America is a nation continually evolving in its awareness of the inherent evils of racism, sexism, colonialism, and socio-economic oppression and yet somehow there is an apparent shifting scale in that while these things are [hopefully] viewed as wrong within our own country, they are not so wrong when perpetuated against people in a foreign country. Especially when these people are the often victimized, always marginalized, women and children.
Two weeks ago a woman I know called me and told me that her employer, a prominent attorney, is planning his visit to Columbia. She laughed and said that he has to leave the country to find places where underage prostitution is legal. She joked that he'll probably get kidnapped, a rich old white Texas lawyer, and his body pieces will be mailed to his office with ransom demands. She finished with, "If he has to do this, couldn't he just go to Mexico? It's both closer and safer."
When I voiced my outrage and expressed how horrible it is, she tried to assure me that child prostitution is accepted in "those cultures," that it helps the economy, that there's no harm in it.
I'm disgusted. That this is apparently a prevalent mindset, that this can be condoned, that a politically liberal attorney who works to help victims of oppression and injustice, thinks it is his right to go to Columbia and f*** kids on his vacation.
We need to take stronger action to combat this. If we cannot police foreign nations, we must offer asylum for those brought into our country for the purposes of prostitution, we must prosecute or citizens involved in sex trafficking, and we must continue to raise public awareness of this issue so that rich old white Texas lawyers are aware that this behavior is neither acceptable, tolerated, or condoned.
Reply 2
I think what Ms. Hughes is saying, is that through the descriptions and "ratings" these men post on the Internet regarding their experiences in foreign nations with underage prostitutes, we have a window into the extent of the pain and humiliation endemic to the sexual trafficking of these girls and women.
We see that these women and girls are a commodity. A commodity that can be rated and evaluated as one would assess any product available for purchase. We see that these women are dehumanized, objectified; they area product valued solely for the sexual satisfaction they can provide to their purchaser.

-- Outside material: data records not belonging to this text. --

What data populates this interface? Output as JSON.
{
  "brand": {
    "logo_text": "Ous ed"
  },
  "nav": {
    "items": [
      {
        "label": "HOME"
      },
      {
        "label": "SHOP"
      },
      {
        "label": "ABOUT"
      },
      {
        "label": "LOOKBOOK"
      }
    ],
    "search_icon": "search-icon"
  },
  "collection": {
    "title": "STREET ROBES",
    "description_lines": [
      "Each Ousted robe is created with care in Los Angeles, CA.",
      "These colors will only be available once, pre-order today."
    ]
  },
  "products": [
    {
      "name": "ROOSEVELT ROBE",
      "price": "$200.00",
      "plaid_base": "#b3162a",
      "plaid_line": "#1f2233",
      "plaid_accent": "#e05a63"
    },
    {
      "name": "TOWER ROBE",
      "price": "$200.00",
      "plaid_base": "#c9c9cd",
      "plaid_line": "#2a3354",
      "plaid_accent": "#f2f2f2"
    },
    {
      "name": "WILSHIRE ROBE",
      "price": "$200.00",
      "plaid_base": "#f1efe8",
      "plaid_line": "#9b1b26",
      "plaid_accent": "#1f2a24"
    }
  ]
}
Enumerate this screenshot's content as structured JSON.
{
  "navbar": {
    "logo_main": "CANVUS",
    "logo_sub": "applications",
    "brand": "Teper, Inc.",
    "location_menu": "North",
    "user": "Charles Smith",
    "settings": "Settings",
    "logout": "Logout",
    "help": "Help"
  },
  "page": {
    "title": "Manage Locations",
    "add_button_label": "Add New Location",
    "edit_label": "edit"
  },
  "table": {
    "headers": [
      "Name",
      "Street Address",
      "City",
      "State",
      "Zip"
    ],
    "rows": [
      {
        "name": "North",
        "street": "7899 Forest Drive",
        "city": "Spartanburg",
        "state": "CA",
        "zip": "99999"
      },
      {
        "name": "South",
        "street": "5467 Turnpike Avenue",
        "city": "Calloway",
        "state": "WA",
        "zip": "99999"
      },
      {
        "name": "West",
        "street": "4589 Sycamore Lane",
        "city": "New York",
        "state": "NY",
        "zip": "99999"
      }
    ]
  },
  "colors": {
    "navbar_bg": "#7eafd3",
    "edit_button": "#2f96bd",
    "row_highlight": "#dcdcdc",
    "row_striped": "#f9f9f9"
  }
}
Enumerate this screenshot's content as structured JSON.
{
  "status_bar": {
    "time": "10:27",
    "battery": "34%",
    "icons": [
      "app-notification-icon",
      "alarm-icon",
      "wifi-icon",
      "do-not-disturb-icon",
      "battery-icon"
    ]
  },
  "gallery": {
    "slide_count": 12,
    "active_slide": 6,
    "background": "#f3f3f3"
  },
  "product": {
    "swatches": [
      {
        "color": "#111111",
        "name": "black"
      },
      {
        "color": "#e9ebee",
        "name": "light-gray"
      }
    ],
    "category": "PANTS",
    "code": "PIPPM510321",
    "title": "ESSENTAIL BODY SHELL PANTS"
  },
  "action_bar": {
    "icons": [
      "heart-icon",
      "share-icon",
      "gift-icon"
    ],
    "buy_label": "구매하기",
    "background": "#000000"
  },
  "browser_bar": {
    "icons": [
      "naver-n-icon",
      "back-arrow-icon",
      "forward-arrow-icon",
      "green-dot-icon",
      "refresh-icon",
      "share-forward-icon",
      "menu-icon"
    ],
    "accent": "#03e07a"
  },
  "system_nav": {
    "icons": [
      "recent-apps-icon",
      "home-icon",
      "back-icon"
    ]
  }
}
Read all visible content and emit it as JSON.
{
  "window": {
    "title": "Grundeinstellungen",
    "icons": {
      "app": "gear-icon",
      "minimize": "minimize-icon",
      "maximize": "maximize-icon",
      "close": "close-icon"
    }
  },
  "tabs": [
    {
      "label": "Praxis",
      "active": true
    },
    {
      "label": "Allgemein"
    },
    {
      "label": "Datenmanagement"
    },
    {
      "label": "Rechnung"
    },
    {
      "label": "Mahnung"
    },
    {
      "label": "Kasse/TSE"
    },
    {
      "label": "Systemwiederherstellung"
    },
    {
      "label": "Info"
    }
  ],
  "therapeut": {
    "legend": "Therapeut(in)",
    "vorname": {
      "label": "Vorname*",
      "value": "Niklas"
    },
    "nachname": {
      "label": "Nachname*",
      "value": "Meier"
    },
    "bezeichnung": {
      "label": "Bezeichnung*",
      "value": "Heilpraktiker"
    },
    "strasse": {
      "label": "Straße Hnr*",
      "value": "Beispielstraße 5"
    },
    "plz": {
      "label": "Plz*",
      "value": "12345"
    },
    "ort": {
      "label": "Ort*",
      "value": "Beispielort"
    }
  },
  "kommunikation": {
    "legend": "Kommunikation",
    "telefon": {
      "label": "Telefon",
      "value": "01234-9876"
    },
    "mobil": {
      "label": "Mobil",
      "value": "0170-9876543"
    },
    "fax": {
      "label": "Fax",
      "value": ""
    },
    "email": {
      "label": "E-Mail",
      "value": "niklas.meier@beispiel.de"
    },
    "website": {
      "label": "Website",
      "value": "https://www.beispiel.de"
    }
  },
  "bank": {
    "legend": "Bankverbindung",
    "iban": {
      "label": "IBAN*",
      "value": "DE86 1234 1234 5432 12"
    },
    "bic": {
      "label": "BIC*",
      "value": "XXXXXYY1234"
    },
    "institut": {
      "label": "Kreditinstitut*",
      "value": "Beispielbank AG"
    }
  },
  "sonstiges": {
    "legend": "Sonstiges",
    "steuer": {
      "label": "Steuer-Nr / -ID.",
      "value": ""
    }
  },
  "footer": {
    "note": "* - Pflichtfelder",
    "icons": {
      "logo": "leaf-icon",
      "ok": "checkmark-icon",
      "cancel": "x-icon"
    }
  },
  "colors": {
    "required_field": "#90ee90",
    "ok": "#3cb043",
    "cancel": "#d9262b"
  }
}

These men should know better. These men do know better. What I find particularly appalling is that these are American men, men raised on the principles of freedom, equality, justice and fairness, and yet apparently they leave these standards behind when crossing into so-called Third World countries. Apparently there is a shifting scale within the conscience of these men, some colonial mindset that condones their participation in the sexual exploitation and oppression of foreign women and children. I think it's disgusting. I think it's loathsome. It makes me suspect that these men must long for a return of the United States to a more feudally patriarchal past so as to enable them to continue their depravity here unfettered and unquestioned, to sexually use and abuse women and children with the impunity they can only currently find in foreign countries.